Newsgroups: comp.lang.smalltalk
Path: cantaloupe.srv.cs.cmu.edu!rochester!cornell!travelers.mail.cornell.edu!news.kei.com!news.mathworks.com!uunet!boole!uri
From: uri@boole.com (Uri Eshkar)
Subject: Re: novice question: shallow and deep copies
Message-ID: <1995Feb15.191104.18144@boole.com>
Organization: Boole & Babbage, Inc.
References: <obe.792377722@BIX.com> <3hn3p1$pnf@infosrv.rz.unibw-muenchen.de> <rick.shafer-1402951609130001@rasmac.gsfc.nasa.gov>
Date: Wed, 15 Feb 1995 19:11:04 GMT
Lines: 145

In <rick.shafer-1402951609130001@rasmac.gsfc.nasa.gov> rick.shafer@gsfc.nasa.gov (Rick Shafer) writes:

>In article <3hn3p1$pnf@infosrv.rz.unibw-muenchen.de>,
>i31ade@applsrv.rz.unibw-muenchen.de (Frank Derichsweiler) wrote:
>> obe@BIX.com (obe on BIX) writes:
>> >I'm struggling with shallow vs deep copies.
>> 
>> The main difference is the following:
>> shallow copy produces a new reference to the same object
>> deep copy creates a new instance 
>> 
>> e.g.
>> b := a shallow copy.
>> a change_some_value.
>> 
>> now b has the same changed value as a
>> 
>> if you perform a deepcopy, the values of b will not change if you change 
>> the values of a

>Ummm...., not being a real ST maven, I don't think so.  The real pros will
>probably jump in, but hey let me try...  So from one newbie to another...

>Shallow copy does NOT give a new reference to the same object.  That is
>merely done with the :=, i.e.
>a := AnObject new init.
>b := a.
>Now b and a are both references to the same object.
>c := a shallowCopy.
>c now points to a new object, BUT c is the same class as a AND all of c's
>instance variables point to the same objects as a.  If these are foo and
>bar which are set with the ever popular setter/getter routines #foo: ,
>#foo, #bar: , and #bar, then:
>a foo: aFoo; bar: aBar.
>c := shallowCopy a.
>a foo: anotherFoo.
>d := shallowCopy a.

>Now a, c, and d all point to different objects.  All three have the bar
>instance variable pointing to the same object (aBar).  However, the foo
>instance variable in c points to aFoo (a's original Foo when c was created
>by the #shallowCopy) and a and d point to anotherFoo.

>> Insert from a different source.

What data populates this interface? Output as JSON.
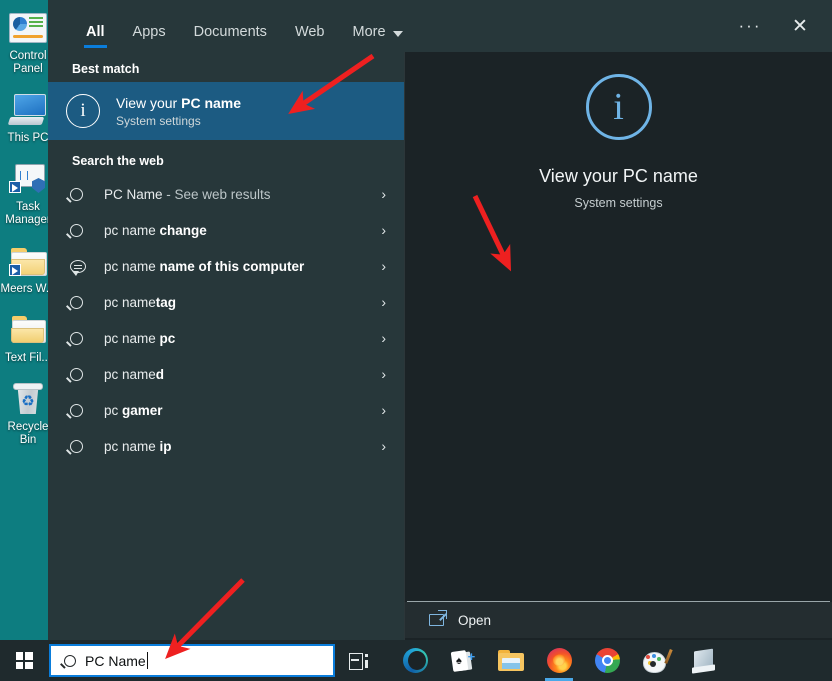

>So, a shallow copy makes a New object whose instance variables are the
>same as the source object's.

>So what's a deepCopy?  Trouble, if my reading of some past threads are any
>indication, but follow along with me.  In the previous example if you were
>to make a change to the object (aBar), this would effect the behavior of
>all of the objects (a, c, and d) that have it as their bar instance.  How
>could
>you make a copy of an object that would break this perhaps undesireable
>connection?  This is what deepCopy is supposed to produce, and the way it
>does it is by sending a "copy" command to all the instance variables.
>That is if a, c, and d are all members of the Bletch class, the Bletch may
>have defined a method.

>deepCopy
>        | newBletch |
>        newBletch := Bletch new init.
>        newBletch foo: (self foo copy);
>                bar: (self bar copy).
>        ^newBletch.

>This is in contrast to

>shallowCopy
>        | newBletch |
>        newBletch := Bletch new init.
>        newBletch foo: (self foo);
>                bar: (self bar).
>        ^newBletch.

>(I apologize for the bad practices in the above, my actual ST codeing is
>pretty rusty).  Now of course, these routines are special code for the
>Bletch class.  In actuality there is support in Object that will
>automagically handle all the named and ennumerated instance variables for
>you.

>Were you paying attention to a little problem in the above though?  In the
>deepCopy method what I sent was a #copy message.  I have seen some
>ambiguity over whether this by default should actually be a #deepCopy, or
>#copy (which
>usually defaults to #shallowCopy) but you can override that for the
>particular classes of the *instances* to #deepCopy or whatever your little
>heart desires.  The advantage of ST.


There is lot of confusion here, so here it is:

  A shallow copy gives you a new object, which shares all instance variables
with the old one. A deep copy gives a new object and also new instance
variables. This definition is recursive. If the instance variables are complex
objects by themselves, their copies might be deep or shallow, so in effect
there aren't just 2 kinds of copy, but many. It really depends on how deep you
want your copy to be.

  Till now it was just general definitions, that apply to any object system.
Now to implementation. Older versions of PPS Smalltalk implemented shallowCopy
and deepCopy. In VW deepCopy has been removed (I believe it has been done
earlier in ObjectWorks 4.0, but it does not really matter) and it is up to
the user to implement a deep copy. 

If you inspect copy in Object, you'll notice it is implemented as:

copy
   ^self shallowCopy postCopy

shallowCopy is a primitive that answers a new shallow copy of the object.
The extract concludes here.